Kamakura Goshin Kai - Scuola di Karate - Corsi per difesa personale e guardie del corpo
Kamakura Goshin Kai - Scuola di Karate - Corsi per difesa personale e guardie del corpo
La scuola del karate shito-ryu e senz'altro tra le più complesse.
Questo deriva dal fatto che e il risultato di una sintesi tra varie tradizioni
e scuole del karate di Okinawa. Il M° Kenwa Mabuni, funzionario di
polizia e praticante di karate, viaggiava molto, anche oltre i limiti
del suo distretto. Fu per questa ragione che ebbe occasioni di incontrare
vari grandi maestri dell'epoca e studiare con loro. Il M° Mabuni era
un allievo di Itotsu che insegnava a Shuri e sotto la sua guida divenne
un esperto di SHURI-TE. Suoi compagni di studi erano G. Funakoshi (creatore
delle shotokan) e H. Otsuka (creatore del wado ryu). Successivamente incontrò
Myagi che studiava con il M° Higahonna a Naha. Myagi (futuro creatore
del Goju ryu) lo presentò a Higahonna il quale gli consentì
di studiare con se. Così Mabuni conobbe e approfondì il
NAHA-TE. Itotsu e Higahonna furono i due veri maestri di K. Mabuni e in
loro onore questi chiamò SHITO - RYU lo stile che in seguito codificò.

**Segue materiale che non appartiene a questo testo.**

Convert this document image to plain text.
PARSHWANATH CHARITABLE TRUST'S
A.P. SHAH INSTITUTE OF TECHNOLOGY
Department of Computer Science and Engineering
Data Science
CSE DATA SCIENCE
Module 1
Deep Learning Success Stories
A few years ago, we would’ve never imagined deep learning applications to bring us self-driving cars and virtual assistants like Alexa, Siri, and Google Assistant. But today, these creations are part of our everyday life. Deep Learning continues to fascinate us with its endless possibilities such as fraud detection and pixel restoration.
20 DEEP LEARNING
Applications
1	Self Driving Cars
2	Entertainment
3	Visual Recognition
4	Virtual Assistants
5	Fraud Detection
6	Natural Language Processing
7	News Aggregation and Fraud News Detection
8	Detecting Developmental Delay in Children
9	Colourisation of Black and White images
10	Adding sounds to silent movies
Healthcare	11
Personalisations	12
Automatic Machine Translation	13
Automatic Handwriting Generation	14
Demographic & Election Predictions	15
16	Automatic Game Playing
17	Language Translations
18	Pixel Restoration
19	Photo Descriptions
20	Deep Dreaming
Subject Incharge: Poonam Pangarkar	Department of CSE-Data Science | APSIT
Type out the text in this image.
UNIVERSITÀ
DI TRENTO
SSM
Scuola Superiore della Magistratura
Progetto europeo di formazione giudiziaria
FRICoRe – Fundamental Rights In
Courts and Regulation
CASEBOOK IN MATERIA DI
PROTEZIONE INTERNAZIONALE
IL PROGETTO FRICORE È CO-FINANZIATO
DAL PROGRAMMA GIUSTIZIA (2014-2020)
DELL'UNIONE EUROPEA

Shi-to non è nient'altro che una diversa lettura dei segni iniziali
di ITOTSU e HIGAHONNA. Ma a rendere ancora più complessa la composizione
dello shiyo- ryu concorre anche un'altra piccola ma sofisticata scuola
di karate: quella di TOMARI il cui esponente principale era il M°
Matsumura. Questa scuola, affine allo Shuri ma con peculiarità
proprie, completa ai massimi livelli una tipologia di combattimento del
tutto caratteristica. Alle tecniche rapide veloci e dall'ampio caricamento
dello shuri-te, adatte al combattimento a media distanza, vengono affiancate
tecniche potenti basate su solide posizione e sulla forza della respirazione,
adatte a al combattimento a breve distanza del naha-te, e l'incomparabile
contributo di leve, proiezioni, spostamenti di peso e direzione del tomari-te.
E' difficile definire in poche parole la filosofia di combattimento dello
shito-ryu ma sostanzialmente essa è condensata in queste regole:
· Non opporre mai la forza alla forza
· Trasformare ogni difesa in un attacco
· Usare gli spostamenti a 45°per uscire dalle traiettorie ma
restare comunque a contatto con l'avversario
· Ricercare il proprio equilibrio e lo squilibrio dell'avversario
Lo shito ryu inoltre, specie in alcuni suoi esponenti, usa molto la mano
aperta, retaggio delle scuole cinesi ma questo modo di fare e comunque
consigliato ai gradi più alti.
Una delle difficoltà dei praticanti gli altri stili che si avvicinano
allo shito ryu è quella di incontrare una quantità di scuole,
interpretazioni, che a prima vista possono generare confusione. E' una
caratteristica che il praticante di shito accetta come una componente
fisiologica di una scuola che, dalla sua fondazione, non ha mai ricevuto
una rigida codifica. Lo stesso M° Mabuni d'altronde si pose sempre
con spirito molto aperto nei confronti della conoscenza e delle nuove
esperienze. Importante resta però conservare lo spirito e la logica
fondamentale dello shito:
flessibilità mentale e corporea, schemi aperti in continua evoluzione,
la forza del respiro costantemente a disposizione.
Ciò che è duro e rigido è sinonimo di sclerosi e
vecchiaia; è vicino alla morte. Ciò che è morbido
e flessibile è sinonimo di giovinezza; è vicino alla vita.
Il Maestro Mabuni rilasciò la patente di trasmissione al figlio
Kenei (attuale caposcuola), al M° Ogasahara e al Maestro Hayashi (che
ha fondato la sottoscuola Hayashi-ha Shito ryu). In Europa il capo dello
Shito kai e maggior rappresentante dello shito ryu è il M°
Y. Ishimi. In Italia tra i più rappresentativi nominiamo il M°
Iwasa (allievo di K. MABUNI) e il M° Mitsuya (Hayashi-ha).